Bipartisan bills in Congress aim to solve the problem.
The Treat and Reduce Obesity Act (TROA) was introduced by Sens. Tom Carper (D-Del.) and Bill Cassidy (R-La.), Reps. Ron Kind (D-Wis.), Raul Ruiz (D-Calif.), Brad Wenstrup (R-Ohio) and former Rep. Tom Reed (R-N.Y.). It would expand Medicare coverage to include FDA-approved prescription drugs for chronic weight management and intensive behavioral counseling provided by registered dietitians and other specialists.
Another bipartisan bill, the Medical Nutrition Therapy Act, was introduced by Sens. Susan Collins (R-Maine) and Gary Peters (D-Mich.) and Reps. Robin Kelly (D-Ill.) and Fred Upton (R-Ill.). This bill would expand Medicare coverage for Medical Nutrition Therapy (MNT) to include obesity and other diet-related diseases and allow a range of professionals to refer for the service.
Beyond access to medications and nutritional counseling, bipartisan political leadership is needed to advance policies that improve nutrition security for all. In the United States, childhood obesity is more common than childhood hunger, even in low-income households. The Child Nutrition Reauthorization — which includes the National School Lunch Program and Special Supplemental Nutrition Program for Women, Infants and Children, among other programs — should be passed with an eye to battling childhood obesity by improving food and nutrition security. In addition, the reauthorization of the Farm Bill by the upcoming 118th Congress will provide an opportunity to elevate diet quality as part of SNAP (Supplemental Nutrition Assistance Program), known as the “food stamp” program.
Medicare and private insurers pay for treatments for diabetes, heart disease and high blood pressure.
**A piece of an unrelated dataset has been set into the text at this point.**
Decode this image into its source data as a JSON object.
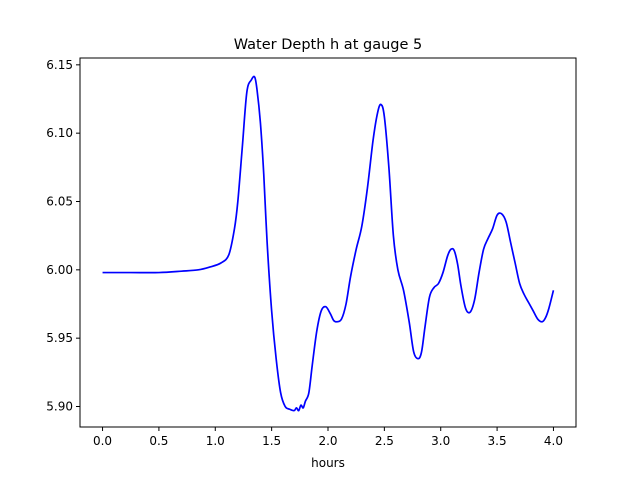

If saving lives is the objective, then logic, clinical evidence, and compassion dictate that they should also pay for preventing and treating obesity, starting now.
Anand Parekh is a board-certified internal medicine physician, chief medical advisor at the Bipartisan Policy Center, and former deputy assistant secretary of Health at the U.S. Department of Health and Human Services. Dana Goldman is dean of the Price School of Public Policy, and co-director of the Schaeffer Center for Health Policy & Economics, at the University of Southern California.